The compare instruction, CMP, on the 8085 provides for both unsigned compare and signed compare of bytes but the signed compare is undocumented and also not supported by the branch instructions!

To conditionally branch after a compare instruction, first decided if you want to interpret the two bytes as both signed or both unsigned.

For unsigned, we will test the carry bit for the value as documented by the CMP instruction. You would JNC or JC depending on how you wanted program flow altered and based on whether your testing for less than, or greater than.

For signed, you can use the undocumented K bit in the flags of the processor status word. However, there are no branch instructions for this bit so it is a bit of a process to extract the information. First, you push the whole 16-bit processor status word onto the stack, then pop it into the B/C register pair. Next move the C register, which holds a copy of the flags byte, into the A register, so we can now ANI "and immediate" with a byte value having a single bit set in the K register position and the rest clear. Finally we can now test the Z bit using JZ or JNZ conditonal branch instructions.

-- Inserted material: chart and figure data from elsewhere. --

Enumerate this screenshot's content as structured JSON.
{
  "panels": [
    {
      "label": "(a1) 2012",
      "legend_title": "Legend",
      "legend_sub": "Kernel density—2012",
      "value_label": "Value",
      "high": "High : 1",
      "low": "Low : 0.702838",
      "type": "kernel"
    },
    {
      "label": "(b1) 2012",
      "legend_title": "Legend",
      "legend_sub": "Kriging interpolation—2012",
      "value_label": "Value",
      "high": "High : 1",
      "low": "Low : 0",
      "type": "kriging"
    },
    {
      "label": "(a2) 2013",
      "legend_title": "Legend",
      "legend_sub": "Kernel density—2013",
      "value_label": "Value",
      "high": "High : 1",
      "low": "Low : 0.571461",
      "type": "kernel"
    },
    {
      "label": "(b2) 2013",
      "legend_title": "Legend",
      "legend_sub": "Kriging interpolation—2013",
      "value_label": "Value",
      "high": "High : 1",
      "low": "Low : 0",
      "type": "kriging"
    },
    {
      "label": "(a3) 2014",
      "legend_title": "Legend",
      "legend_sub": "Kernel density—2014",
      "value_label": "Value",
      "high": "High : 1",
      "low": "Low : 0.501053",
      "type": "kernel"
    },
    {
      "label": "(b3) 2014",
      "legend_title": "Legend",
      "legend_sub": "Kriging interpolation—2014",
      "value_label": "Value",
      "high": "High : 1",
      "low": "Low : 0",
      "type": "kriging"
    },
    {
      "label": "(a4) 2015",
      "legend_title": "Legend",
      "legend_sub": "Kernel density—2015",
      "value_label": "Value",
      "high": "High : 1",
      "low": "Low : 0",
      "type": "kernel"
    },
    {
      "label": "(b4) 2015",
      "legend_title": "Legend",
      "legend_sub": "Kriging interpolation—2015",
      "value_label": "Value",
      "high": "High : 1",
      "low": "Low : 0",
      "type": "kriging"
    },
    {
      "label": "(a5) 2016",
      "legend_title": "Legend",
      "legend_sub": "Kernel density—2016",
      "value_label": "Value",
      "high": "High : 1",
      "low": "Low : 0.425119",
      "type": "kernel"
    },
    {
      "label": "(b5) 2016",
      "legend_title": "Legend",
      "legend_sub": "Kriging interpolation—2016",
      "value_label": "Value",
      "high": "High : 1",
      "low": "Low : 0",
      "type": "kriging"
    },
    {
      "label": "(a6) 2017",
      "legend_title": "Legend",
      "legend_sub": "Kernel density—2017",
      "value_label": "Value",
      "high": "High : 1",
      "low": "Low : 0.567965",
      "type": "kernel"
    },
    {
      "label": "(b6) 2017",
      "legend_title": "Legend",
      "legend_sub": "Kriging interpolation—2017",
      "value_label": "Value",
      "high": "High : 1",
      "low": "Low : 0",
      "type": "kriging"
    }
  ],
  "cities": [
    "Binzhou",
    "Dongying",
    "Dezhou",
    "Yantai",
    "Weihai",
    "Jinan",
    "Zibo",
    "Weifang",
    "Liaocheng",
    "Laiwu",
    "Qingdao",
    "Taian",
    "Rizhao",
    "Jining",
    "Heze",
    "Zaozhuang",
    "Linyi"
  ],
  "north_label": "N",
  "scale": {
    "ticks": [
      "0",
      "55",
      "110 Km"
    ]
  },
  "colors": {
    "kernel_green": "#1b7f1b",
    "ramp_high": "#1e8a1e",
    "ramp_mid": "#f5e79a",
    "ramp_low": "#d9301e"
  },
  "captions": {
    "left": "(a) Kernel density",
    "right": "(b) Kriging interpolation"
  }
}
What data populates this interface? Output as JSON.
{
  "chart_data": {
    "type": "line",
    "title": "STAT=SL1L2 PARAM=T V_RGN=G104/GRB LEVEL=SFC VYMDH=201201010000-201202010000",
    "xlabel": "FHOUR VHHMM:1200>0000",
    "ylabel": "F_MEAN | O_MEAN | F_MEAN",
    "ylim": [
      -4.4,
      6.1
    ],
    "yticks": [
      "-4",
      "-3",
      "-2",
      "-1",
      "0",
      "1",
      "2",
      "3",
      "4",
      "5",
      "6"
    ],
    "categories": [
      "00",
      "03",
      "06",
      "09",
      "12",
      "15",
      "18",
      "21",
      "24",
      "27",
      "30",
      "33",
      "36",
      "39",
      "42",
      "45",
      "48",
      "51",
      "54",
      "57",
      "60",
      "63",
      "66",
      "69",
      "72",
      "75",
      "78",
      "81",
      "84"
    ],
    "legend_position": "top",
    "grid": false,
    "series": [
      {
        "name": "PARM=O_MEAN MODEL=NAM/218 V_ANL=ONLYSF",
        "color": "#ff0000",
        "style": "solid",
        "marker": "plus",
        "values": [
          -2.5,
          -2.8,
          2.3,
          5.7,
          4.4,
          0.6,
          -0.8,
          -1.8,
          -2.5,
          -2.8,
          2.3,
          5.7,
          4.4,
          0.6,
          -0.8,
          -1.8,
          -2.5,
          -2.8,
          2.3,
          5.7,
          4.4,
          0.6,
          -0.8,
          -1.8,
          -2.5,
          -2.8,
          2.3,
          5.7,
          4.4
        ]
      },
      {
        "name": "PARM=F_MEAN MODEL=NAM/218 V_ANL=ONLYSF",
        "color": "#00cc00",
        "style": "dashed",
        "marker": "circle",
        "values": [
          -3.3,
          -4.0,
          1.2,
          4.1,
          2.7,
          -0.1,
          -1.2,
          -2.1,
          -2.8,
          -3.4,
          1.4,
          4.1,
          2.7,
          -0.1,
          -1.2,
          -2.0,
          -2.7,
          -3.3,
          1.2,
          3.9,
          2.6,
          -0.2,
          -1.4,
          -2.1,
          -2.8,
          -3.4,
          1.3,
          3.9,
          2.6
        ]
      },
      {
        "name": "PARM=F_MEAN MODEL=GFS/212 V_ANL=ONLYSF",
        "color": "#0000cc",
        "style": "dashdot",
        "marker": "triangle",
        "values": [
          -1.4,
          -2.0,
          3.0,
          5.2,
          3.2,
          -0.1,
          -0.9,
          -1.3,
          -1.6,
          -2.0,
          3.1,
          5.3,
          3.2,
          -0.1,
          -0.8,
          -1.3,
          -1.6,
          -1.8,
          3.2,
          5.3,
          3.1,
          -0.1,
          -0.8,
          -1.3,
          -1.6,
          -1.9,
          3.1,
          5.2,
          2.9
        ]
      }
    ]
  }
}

(If you had the relatively uncommon case of one signed byte and one unsigned byte, one technique would be to convert them both to 16-bit (or larger) signed values and compare using signed (16-bit) compare, which is how I'd approach this on a more capable processor; but on the 8085, all those operations are rather expensive, so I'd probably first test the unsigned byte for > 127, and if it was we'd know it is larger than the signed byte, and otherwise we can use the signed byte compare sequence.)

OTHER TIPS

The F-register is a special one which holds different flags. You can read and evaluate it. If you have an add-operation that overflows, it will set the carry bit in the F-register. A carry over is created if the MSB of either operand is set and the bitwise addition result is larger than the target. E.g. if you add the two unsigned bytes 0x80 and 0x81 the result would be 0x101. So the carry bit is set and the result holds just 0x01.